Nitric oxide (NO) plays an important: role in inflammation and in the multiple stages of carcinogenesis. In this study, we investigated the inhibitory effects of curcumin and its metabolites, tetrahydrocurcumin, hexahydrocurcumin, and octahydrocurcumin, on the induction of NO synthase (NOS) in RAW 264.7 cells activated with lipopolysaccharide (LPS). Western blotting and northern blotting analyses demonstrated that curcumin strongly reduced 130-kDa protein and 4.5-kb mRNA levels of iNOS in LPS-activated macrophages compared with its metabolites, tetrahydrocurcumin, hexahydrocurcumin, and octahydrocurcumin.
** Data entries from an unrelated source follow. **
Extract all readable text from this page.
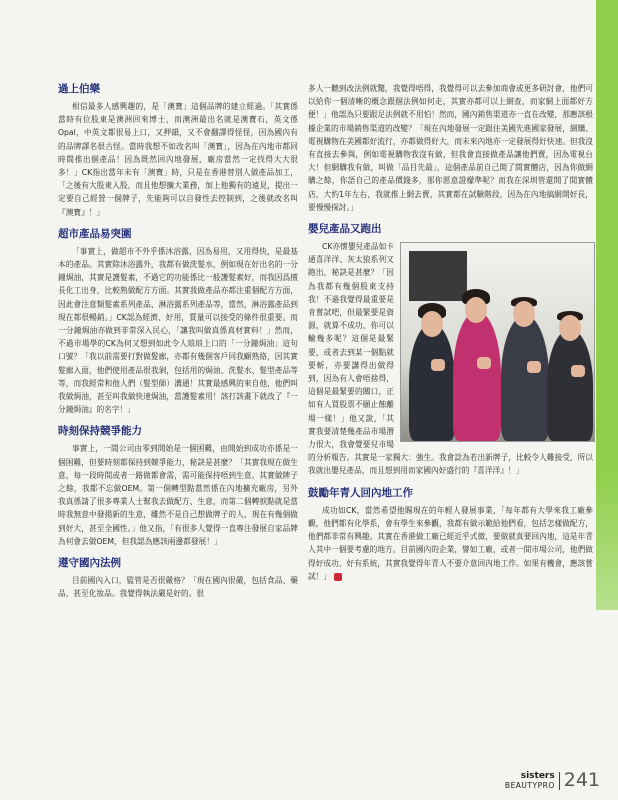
過上伯樂

相信最多人感興趣的，是「澳寶」這個品牌的建立經過。「其實係當時有位股東是澳洲回來博士，而澳洲最出名就是澳寶石，英文係Opal，中英文都很易上口，又押韻，又不會翻譯得怪怪，因為國內有的品牌譯名很古怪。當時我想不如改名叫「澳寶」，因為在內地市都同時間推出個產品！因為既然回內地發展，廠房當然一定找得大大很多！」CK指出當年未有「澳寶」時，只是在香港替別人做產品加工，「之後有大股東入股，而且他想擴大業務，加上他獨有的遠見，提出一定要自己經營一個牌子，先能夠可以自發性去控制到，之後就改名叫『澳寶』！」

超市產品易突圍

「事實上，做超市不外乎係沐浴露，因為易用，又用得快，是最基本的產品。其實除沐浴露外，我都有做洗髮水，例如現在好出名的一分鐘焗油，其實是護髮素，不過它的功能係比一般護髮素好，而我因爲擅長化工出身，比較熟做配方方面。其實我做產品亦都注重個配方方面，因此會注意類髮素系列產品、淋浴露系列產品等，當然，淋浴露產品到現在都很暢銷。」CK認為經濟、好用，質量可以接受的條件很重要。而一分鐘焗油亦做到非常深入民心，「讓我叫做真係真材實料！」然而，不過市場學的CK為何又想到如此令人琅琅上口的「一分鐘焗油」這句口號？「我以前需要打對做髮廊，亦都有幾個客戶同我顧熟絡，因其實髮廊入面，他們使用產品很我剝，包括用的焗油、洗髮水、髮型產品等等，而我經常和他人們（髮型師）溝通！其實最感興的來自他，他們叫我做焗油，甚至叫我做快速焗油，當護髮素用！該打該畫下就改了『一分鐘焗油』的名字！」

時刻保持競爭能力

事實上，一間公司由零到開始是一個困難，由開始到成功亦係是一個困難，但要時刻都保持到競爭能力，秘訣是甚麼？「其實我現在做生意，每一段時間或者一路做都會需，需可能保持唔到生意。其實做牌子之餘，我都不忘做OEM。第一個轉型點當然係在內地擴充廠房，另外我真係請了很多專業人士幫我去做配方、生意，而第二個轉捩點就是當時我無意中發揚新的生意，雖然不是自己想做牌子的人，現在有幾個做到好大，甚至全國性。」他又指，「有很多人覺得一直專注發展自家品牌為何會去做OEM，但我認為應該兩邊都發展！」

遵守國內法例

目前國內入口，監管是否很嚴格？「現在國內很嚴，包括食品、藥品，甚至化妝品。我覺得執法嚴是好的。很

多人一聽到改法例就驚，我覺得唔得，我覺得可以去參加商會或更多研討會，他們可以給你一個清晰的概念跟個法例如何走，其實亦都可以上網查，而家網上面都好方便！」他認為只要跟足法例就不用怕！然而，國內銷售渠道亦一直在改變，那應該根據企業的市場銷售渠道的改變？「現在內地發展一定跟住美國先進國家發展，網購、電視購物在美國都好流行，亦都做得好大，而未來內地亦一定發展得好快速。但我沒有直接去參與，例如電視購物我沒有做，但我會直接做產品讓他們賣，因為電視台大！但網購我有做，叫做「品目先最」，這個產品前自己開了間實體店，因為你做網購之餘，你語自己的產品價錢多，那你愿意證檬準呢？而我在深圳管還開了間實體店，大約1年左右，我就推上網去賣，其實都在試驗階段，因為在內地搞網開好長，要慢慢探討。」

嬰兒產品又跑出

CK亦懷嬰兒產品如卡通喜洋洋、灰太狼系列又跑出，秘訣是甚麼？「因為我都有幾個股東支持我！不過我覺得最重要是肯嘗試吧，但最緊要是資源，就算不成功，你可以輸幾多呢？這個是最緊要，或者去到某一個點就要斬，亦要講得出做得到，因為有人會唔捨得，這個是最緊要的關口，正如有人買股票不願止蝕離場一樣！」他又說，「其實我要清楚幾產品市場潛力很大，我會覺要兒市場的分析報告。其實是一家獨大：強生。我會諗為若出新牌子，比較令人難接受，所以我就出嬰兒產品，而且想到用而家國內好盛行的『喜洋洋』！」

鼓勵年青人回內地工作

成功如CK，當然希望他賜現在的年輕人發展事業，「每年都有大學來我工廠參觀，他們都有化學系，會有學生來參觀，我都有做示範給他們看，包括怎樣做配方，他們都非常有興趣。其實在香港做工廠已經近乎式微，要做就真要回內地，這是年青人其中一個要考慮的地方。目前國內的企業，譬如工廠，或者一間市場公司，他們做得好成功、好有系統，其實我覺得年青人不要介意回內地工作。如果有機會，應該嘗試！」	S

sisters
BEAUTYPRO 241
Moreover, electrophoretic mobility shift assay (EMSA) experiments indicated that curcumin blocked the LPS-induced binding of nuclear factor-kappaB (NF kappaB), a transcription factor necessary far iNOS induction to its P-32-labeled double-stranded oligonucleotide probe. The inhibition of NF kappaB activation occurred through the prevention of inhibitor kappaB (I kappaB) degradation. Transient transfection experiments also showed that curcumin inhibited NF kappaB-dependent transcriptional activity. Curcumin blocked the disappearance of inhibitory kappaB alpha (I kappaB alpha) and p65 from the cytosolic fraction, and inhibited the phosphorylation of I kappaB alpha. Furthermore, we showed that curcumin could inhibit the I kappaB kinase 1 (IKK1) and I kappaB kinase 2 (IKK2) activities induced by EPS, but tetrahydrocurcumin, hexahydrocurcumin, and octahydrocurcumin were less active. These results suggest that curcumin may exert its anti-inflammatory and anti-carcinogenic properties by suppressing the activation of NF kappaB through inhibition of IKK activity. (C) 2000 Elsevier Science Inc.